I wonder if teachers are taking play away in order to fulfill the idea of "teaching to the test" and the notion that the younger the children learn concepts the easier standardized tests will be as they grow older. A lot of times nowadays what used to be first grade information is taught in the kindergarten and the expectations and standards of children are higher.
The project approach is a great way to incorporate structured play into the classroom. BUT, I do not think it should be the only way. Children need to learn from self-directed and self-motivated play that they have the right to be given time for during the school day. This time should be flexible, yet structured somewhat so children learn to follow guidelines and respond to adults.
bbarto: Since the younger grades are beginning to be taught information from the grade above them, like I mentioned before, relates to the idea of the push for four-year-old kindergartens being implemented. I personally have not seen a four-year-old kindergarten so do not know exactly how they are enforced and what the regulations behind them are.

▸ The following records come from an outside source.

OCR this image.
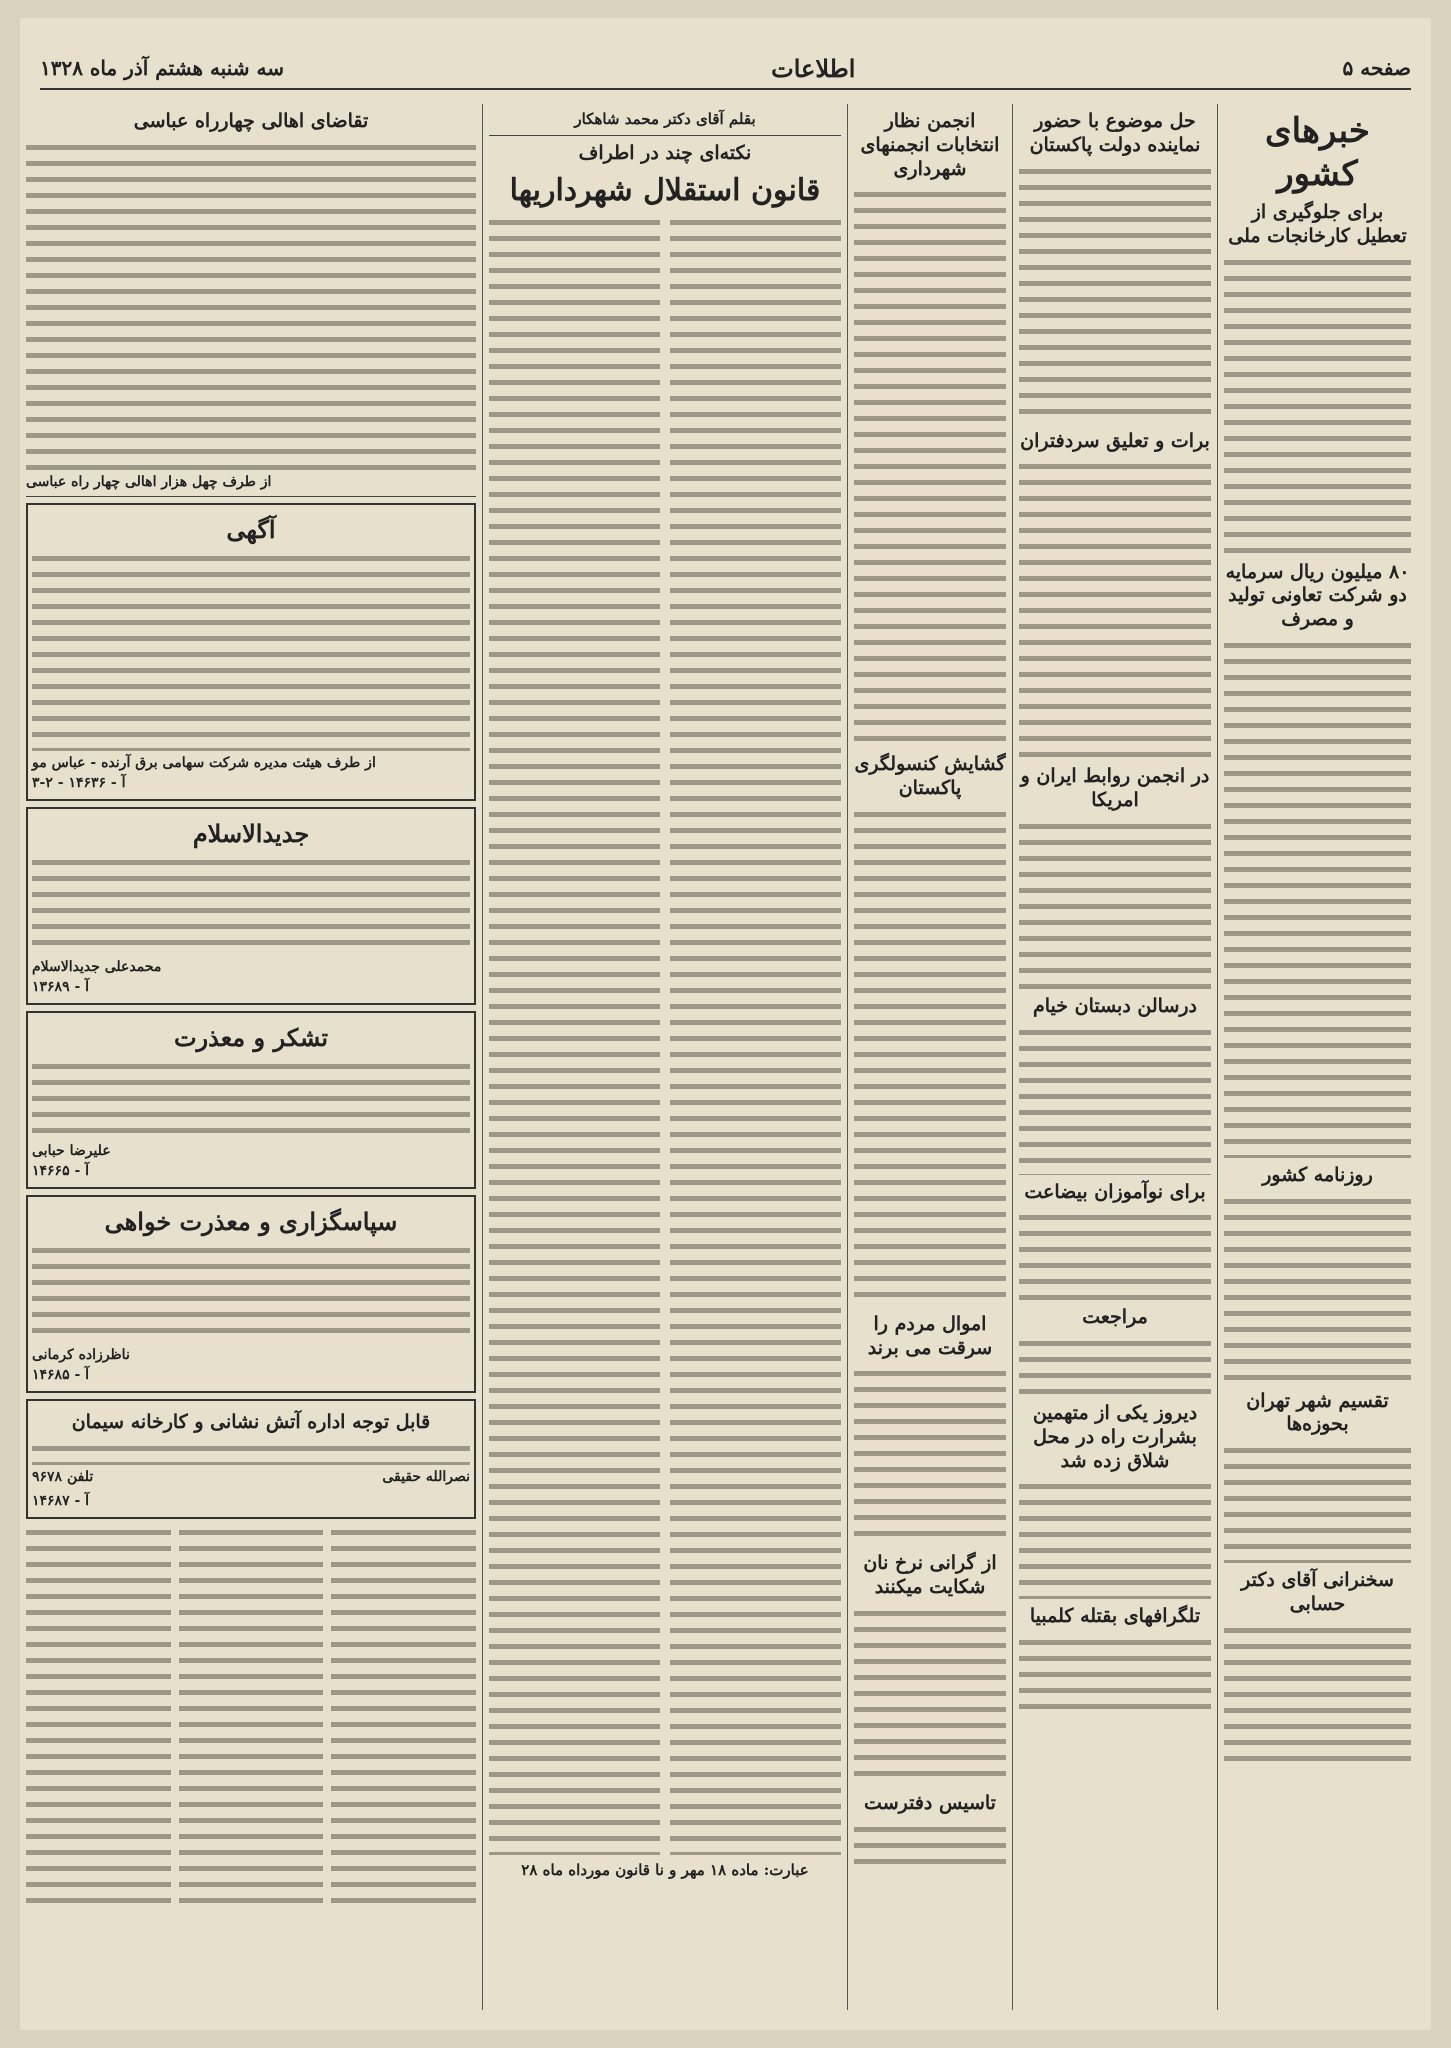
صفحه ۵
اطلاعات
سه شنبه هشتم آذر ماه ۱۳۲۸
خبرهای کشور
برای جلوگیری از تعطیل کارخانجات ملی
۸۰ میلیون ریال سرمایه دو شرکت تعاونی تولید و مصرف
روزنامه کشور
تقسیم شهر تهران بحوزه‌ها
سخنرانی آقای دکتر حسابی
حل موضوع با حضور نماینده دولت پاکستان
برات و تعلیق سردفتران
در انجمن روابط ایران و امریکا
درسالن دبستان خیام
برای نوآموزان بیضاعت
مراجعت
دیروز یکی از متهمین بشرارت راه در محل شلاق زده شد
تلگرافهای بقتله کلمبیا
انجمن نظار انتخابات انجمنهای شهرداری
گشایش کنسولگری پاکستان
اموال مردم را سرقت می برند
از گرانی نرخ نان شکایت میکنند
تاسیس دفترست
بقلم آقای دکتر محمد شاهکار
نکته‌ای چند در اطراف
قانون استقلال شهرداریها
عبارت: ماده ۱۸ مهر و نا قانون مورداه ماه ۲۸
تقاضای اهالی چهارراه عباسی
از طرف چهل هزار اهالی چهار راه عباسی
آگهی
از طرف هیئت مدیره شرکت سهامی برق آرنده - عباس مو
آ - ۱۴۶۳۶ - ۲-۳
جدیدالاسلام
محمدعلی جدیدالاسلام
آ - ۱۳۶۸۹
تشکر و معذرت
علیرضا حبابی
آ - ۱۴۶۶۵
سپاسگزاری و معذرت خواهی
ناظرزاده کرمانی
آ - ۱۴۶۸۵
قابل توجه اداره آتش نشانی و کارخانه سیمان
نصرالله حقیقی
تلفن ۹۶۷۸
آ - ۱۴۶۸۷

bbarto: Incorporating play in ones everyday lifestyles may seem extremely challenging. However, there are many different types of play that can be included in a daily schedule. Types of interactive play can simply be demonstrated through the role modeling of appropriate behavior or even combining life lessons and responsibilities into a game setting. Other ways to provide a playful environment for children is sending them to preschool where they can be exposed to a social atmosphere, which uses hands-on types of learning. An additional way to include play in ones everyday lives are parents allowing enough time away from work to interact with their children. Rather than just watching over them, which is extremely prevalent today, with the technology that has flourished in the Twentieth Century, they can organize activities for both them and their children to take part in.
Play is a source of creativity and higher thought that ultimately contributes to active learning. Not only do children learn and practice rules of society through play, but they also increase their creative thinking on a level that cannot be determined when otherwise instructed to do so. Above all, play leads to healthier relationships between children and parents, and positively influences cognitive development.

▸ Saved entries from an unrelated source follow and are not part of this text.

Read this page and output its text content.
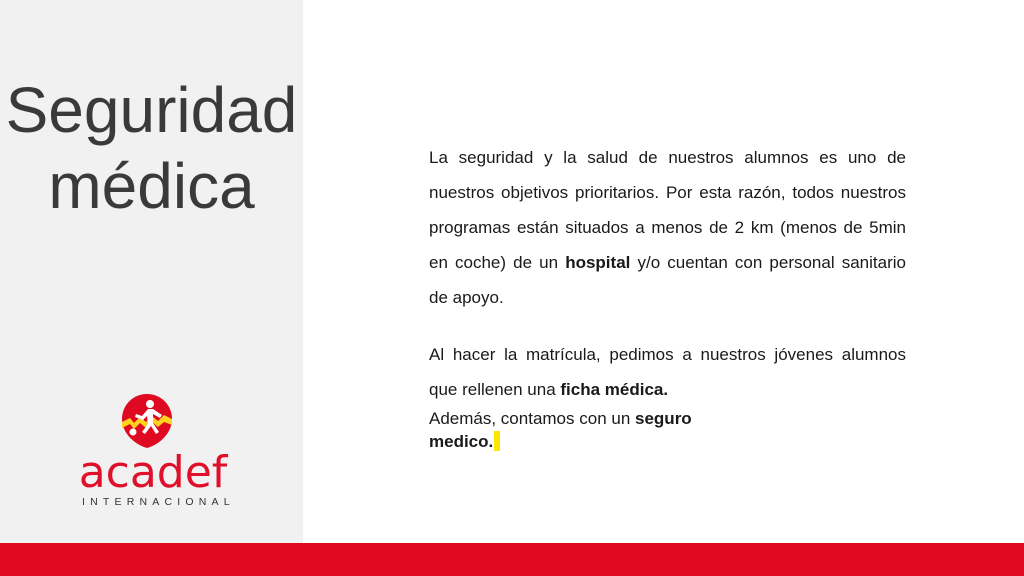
Seguridad
médica
acadef
INTERNACIONAL

La seguridad y la salud de nuestros alumnos es uno de nuestros objetivos prioritarios. Por esta razón, todos nuestros programas están situados a menos de 2 km (menos de 5min en coche) de un hospital y/o cuentan con personal sanitario de apoyo.

Al hacer la matrícula, pedimos a nuestros jóvenes alumnos que rellenen una ficha médica.

Además, contamos con un seguro medico.
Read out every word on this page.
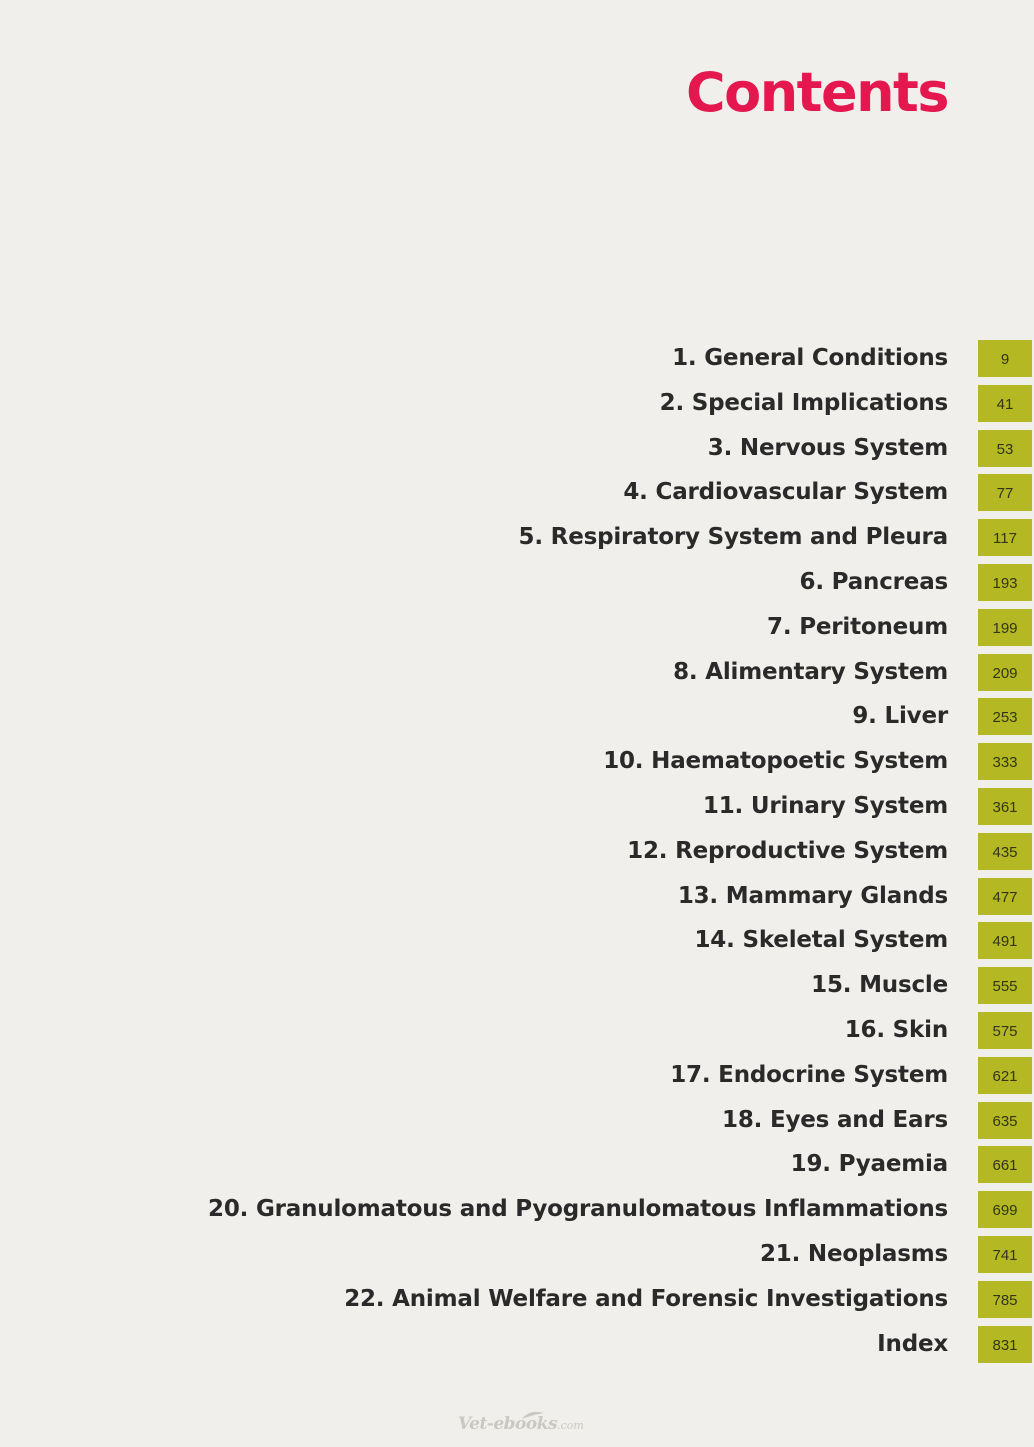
Contents
1. General Conditions	9
2. Special Implications	41
3. Nervous System	53
4. Cardiovascular System	77
5. Respiratory System and Pleura	117
6. Pancreas	193
7. Peritoneum	199
8. Alimentary System	209
9. Liver	253
10. Haematopoetic System	333
11. Urinary System	361
12. Reproductive System	435
13. Mammary Glands	477
14. Skeletal System	491
15. Muscle	555
16. Skin	575
17. Endocrine System	621
18. Eyes and Ears	635
19. Pyaemia	661
20. Granulomatous and Pyogranulomatous Inflammations	699
21. Neoplasms	741
22. Animal Welfare and Forensic Investigations	785
Index	831
Vet-ebooks.com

ljjunker: I agree with you about maybe teachers are taking away time to play in order to teach to the test. The idea behind this is absurd. Standardized should not have this much influence over a teacher's instructional methods of choice, especially when this pressure has made them switch over their style of teaching to teach in a way that does not address the individual differences across learning styles.
I understand why early childhood programs are trying to prepare children to be academically competent before they reach their Kindergarten year. However, by doing this we are taking away their time to just be kids. This is a crucial stage of development, and to immerse them in programs that essentially take away their childhood is going to hurt them in the end rather than benefit them.